In the area of national park Canyonlands people lived ten thousand years ago. Depending on the natural resources offered, the groups of people were moving in one direction or another area in order to survive. National Park Canyonlands is one of the last relatively undisturbed areas of the Colorado Plateau, which covers much of the Colorado River and its tributaries. Known as the high desert to an altitude of 7200 meters, the park offers tourists to Canyonlands very hot summers, cold winters and less than ten cm rainfall during the year.

Its area is over 1300 square kilometers and it really is a rugged corner of the earth. Water and wind have destroyed the rocks, they have created hundreds of beautiful canyons, towers, arches and hills. Canyonlands National Park was founded in 1964 when few people were familiar with this remote location.

Canyonlands National Park

This part of Utah has long been known to uranium seekers. The area remains as it always has been - difficult to access. Although the area has diverse ecosystems, geological processes have played a major role in shaping Canyonlands. Rare vegetation allows tourists to see large areas of bare rock that are over three hundred million years old- then was the time when they were formed. The origin of the large amount of small canyons located in this area can create a strange impression initially.

Most of the year, in Canyonlands, time seems to have stopped. The process of erosion is very slow and imperceptible. Tourists can rarely see the accidental fall of s a tone or a landslide. This even is considered lucky. Some of the destructive processes, however, run very fast. It is the lack of vegetation and abundance of rocks that make Canyonlands highly vulnerable in this respect. Flash floods constantly expand and deepen the canyons.

Much of the annual precipitation in Canyonlands occurs during the summer monsoons. These dramatic storms often last for less than twenty minutes, but can cause powerful floods, despite their brevity.

In this desert area, the temperature constantly fluctuates throughout the year and even during the day varies from low to high. In hot summer days the temperature can reach up to fifty degrees, and the cold summer nights can drop to fifteen degrees. Canyonlands National Park is split by the Colorado River in three divisions - one bears the poetic name Island in the Sky, the second is called The Needles and the third - The Maze. The most visited by tourists is the part of the park, which is called Island in the sky.

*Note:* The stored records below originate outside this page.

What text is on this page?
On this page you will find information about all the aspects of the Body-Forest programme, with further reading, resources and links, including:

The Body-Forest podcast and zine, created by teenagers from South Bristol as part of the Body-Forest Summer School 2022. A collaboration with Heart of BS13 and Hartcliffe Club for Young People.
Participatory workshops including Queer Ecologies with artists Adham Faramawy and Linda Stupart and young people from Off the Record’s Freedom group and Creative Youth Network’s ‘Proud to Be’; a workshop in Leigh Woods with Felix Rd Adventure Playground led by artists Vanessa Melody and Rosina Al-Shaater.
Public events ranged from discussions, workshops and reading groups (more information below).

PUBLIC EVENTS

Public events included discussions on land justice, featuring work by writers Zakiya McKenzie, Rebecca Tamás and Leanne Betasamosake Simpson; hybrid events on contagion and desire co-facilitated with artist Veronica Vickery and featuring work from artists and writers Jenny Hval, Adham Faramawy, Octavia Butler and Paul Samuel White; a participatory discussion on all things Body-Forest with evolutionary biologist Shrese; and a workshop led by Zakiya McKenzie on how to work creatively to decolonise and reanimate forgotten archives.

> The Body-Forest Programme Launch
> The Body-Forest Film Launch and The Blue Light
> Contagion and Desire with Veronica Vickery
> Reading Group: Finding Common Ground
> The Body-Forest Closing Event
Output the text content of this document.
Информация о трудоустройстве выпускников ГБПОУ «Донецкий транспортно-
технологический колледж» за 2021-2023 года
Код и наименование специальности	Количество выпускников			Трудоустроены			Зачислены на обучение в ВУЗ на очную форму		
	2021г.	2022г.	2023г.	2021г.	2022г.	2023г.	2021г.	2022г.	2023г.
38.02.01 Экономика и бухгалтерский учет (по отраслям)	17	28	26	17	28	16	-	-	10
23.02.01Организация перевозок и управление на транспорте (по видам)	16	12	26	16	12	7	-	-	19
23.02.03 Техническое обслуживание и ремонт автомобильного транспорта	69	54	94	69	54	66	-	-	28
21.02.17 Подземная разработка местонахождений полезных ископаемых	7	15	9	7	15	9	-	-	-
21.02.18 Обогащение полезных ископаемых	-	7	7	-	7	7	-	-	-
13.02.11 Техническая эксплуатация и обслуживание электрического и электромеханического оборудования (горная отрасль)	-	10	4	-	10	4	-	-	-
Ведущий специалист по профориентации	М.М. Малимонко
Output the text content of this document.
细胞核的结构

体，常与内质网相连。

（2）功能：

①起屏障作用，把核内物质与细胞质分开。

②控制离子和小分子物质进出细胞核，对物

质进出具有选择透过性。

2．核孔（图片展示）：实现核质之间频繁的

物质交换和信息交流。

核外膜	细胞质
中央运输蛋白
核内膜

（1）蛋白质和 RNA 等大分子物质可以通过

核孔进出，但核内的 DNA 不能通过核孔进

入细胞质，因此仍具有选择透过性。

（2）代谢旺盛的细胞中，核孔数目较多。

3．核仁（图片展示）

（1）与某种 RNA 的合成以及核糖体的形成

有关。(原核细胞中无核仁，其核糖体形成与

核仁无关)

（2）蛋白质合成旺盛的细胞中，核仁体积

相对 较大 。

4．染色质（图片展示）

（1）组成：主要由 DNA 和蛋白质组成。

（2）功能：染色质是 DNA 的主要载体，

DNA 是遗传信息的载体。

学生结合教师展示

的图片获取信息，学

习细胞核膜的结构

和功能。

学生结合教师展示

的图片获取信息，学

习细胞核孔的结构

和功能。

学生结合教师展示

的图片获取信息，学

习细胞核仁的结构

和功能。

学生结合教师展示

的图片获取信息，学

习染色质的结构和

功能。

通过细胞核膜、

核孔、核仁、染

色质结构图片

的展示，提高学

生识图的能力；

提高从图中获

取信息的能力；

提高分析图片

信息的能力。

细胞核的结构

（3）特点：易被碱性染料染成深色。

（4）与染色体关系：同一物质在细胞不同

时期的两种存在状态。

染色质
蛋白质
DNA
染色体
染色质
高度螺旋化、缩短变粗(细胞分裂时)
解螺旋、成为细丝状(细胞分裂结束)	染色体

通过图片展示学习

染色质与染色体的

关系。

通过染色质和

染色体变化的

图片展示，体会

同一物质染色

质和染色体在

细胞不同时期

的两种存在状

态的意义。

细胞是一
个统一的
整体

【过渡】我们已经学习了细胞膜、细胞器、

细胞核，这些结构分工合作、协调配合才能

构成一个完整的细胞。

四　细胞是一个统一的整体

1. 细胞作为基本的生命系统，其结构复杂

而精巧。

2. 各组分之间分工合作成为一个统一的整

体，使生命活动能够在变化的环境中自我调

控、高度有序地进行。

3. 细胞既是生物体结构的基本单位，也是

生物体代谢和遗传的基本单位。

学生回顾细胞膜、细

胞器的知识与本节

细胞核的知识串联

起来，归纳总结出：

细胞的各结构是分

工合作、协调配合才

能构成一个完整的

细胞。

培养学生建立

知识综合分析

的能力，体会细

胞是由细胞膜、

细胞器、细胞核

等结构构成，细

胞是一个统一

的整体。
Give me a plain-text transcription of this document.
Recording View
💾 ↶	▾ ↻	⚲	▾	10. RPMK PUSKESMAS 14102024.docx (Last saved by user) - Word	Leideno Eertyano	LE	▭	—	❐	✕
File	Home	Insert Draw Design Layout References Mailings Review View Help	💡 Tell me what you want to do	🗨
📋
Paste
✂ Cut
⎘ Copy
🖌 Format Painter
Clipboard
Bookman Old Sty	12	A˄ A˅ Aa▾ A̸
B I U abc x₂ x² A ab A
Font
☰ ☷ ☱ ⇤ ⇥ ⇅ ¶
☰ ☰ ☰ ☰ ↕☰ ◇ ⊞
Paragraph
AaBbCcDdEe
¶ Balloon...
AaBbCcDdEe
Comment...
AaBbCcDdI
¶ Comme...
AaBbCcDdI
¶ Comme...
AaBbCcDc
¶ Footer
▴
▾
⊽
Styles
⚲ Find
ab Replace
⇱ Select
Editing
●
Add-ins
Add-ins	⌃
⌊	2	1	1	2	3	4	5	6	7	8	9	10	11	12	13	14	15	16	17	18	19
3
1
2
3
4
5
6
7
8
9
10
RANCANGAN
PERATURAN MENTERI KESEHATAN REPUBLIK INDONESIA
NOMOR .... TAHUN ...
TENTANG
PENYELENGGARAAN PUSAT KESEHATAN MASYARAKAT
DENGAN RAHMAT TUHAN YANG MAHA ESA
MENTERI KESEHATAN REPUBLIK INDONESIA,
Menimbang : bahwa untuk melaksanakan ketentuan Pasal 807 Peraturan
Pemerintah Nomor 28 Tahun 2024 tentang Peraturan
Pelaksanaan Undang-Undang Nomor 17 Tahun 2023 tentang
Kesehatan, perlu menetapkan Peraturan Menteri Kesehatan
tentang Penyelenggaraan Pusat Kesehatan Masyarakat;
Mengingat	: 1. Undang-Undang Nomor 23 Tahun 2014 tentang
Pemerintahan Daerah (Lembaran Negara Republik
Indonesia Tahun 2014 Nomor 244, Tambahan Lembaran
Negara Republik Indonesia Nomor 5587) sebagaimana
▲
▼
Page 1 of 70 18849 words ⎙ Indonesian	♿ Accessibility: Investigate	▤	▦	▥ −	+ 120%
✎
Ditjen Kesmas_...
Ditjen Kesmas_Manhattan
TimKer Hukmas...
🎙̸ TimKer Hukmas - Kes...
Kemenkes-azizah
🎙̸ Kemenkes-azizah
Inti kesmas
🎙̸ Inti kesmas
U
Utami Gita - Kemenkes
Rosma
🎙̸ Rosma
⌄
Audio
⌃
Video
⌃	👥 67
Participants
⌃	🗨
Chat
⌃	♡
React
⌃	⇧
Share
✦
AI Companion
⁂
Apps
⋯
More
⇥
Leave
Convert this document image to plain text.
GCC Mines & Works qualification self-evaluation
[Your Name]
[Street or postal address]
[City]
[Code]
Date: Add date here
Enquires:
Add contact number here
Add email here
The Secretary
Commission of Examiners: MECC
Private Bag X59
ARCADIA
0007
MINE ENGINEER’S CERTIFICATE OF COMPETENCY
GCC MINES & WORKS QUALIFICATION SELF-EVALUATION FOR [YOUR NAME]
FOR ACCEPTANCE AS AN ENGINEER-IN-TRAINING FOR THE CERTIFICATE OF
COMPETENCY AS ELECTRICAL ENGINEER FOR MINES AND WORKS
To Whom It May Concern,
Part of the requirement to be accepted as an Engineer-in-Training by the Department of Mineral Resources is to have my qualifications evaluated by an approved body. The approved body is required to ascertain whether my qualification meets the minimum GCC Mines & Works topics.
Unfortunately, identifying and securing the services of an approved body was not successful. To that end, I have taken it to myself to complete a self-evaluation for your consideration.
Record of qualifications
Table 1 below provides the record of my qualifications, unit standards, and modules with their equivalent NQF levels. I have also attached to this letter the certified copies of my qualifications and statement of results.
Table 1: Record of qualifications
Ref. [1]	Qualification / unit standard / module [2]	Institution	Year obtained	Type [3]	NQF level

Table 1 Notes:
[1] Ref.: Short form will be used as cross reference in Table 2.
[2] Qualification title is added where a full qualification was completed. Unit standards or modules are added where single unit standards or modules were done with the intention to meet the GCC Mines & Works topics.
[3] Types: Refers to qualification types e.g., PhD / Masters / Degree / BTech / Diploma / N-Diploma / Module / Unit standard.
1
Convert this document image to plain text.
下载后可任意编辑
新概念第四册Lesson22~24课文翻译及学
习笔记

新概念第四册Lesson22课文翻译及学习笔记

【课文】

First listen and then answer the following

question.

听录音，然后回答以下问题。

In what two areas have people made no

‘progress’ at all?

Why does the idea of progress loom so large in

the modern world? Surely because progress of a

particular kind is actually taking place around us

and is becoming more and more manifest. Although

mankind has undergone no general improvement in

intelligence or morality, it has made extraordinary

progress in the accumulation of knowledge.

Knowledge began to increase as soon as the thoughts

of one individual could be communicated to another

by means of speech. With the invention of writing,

Although a desert area, the park is home to many species. Most animals that inhabit the national park Canyonlands are active at night, because then it is cooler. Here you can meet kangaroo rats, wood rats, skunks, mountain lions, foxes, bats and owls.

In addition, the park has deer, coyotes, porcupines, rabbits and many songbirds. In Canyonlands Park are also found rock squirrels, lizards, snakes, hawks and eagles. One of the animals in the park, which is uniquely adapted to life in the desert is the kangaroo rat. This rat lives its entire life consuming nothing but plants, its body produces all the water that is needed.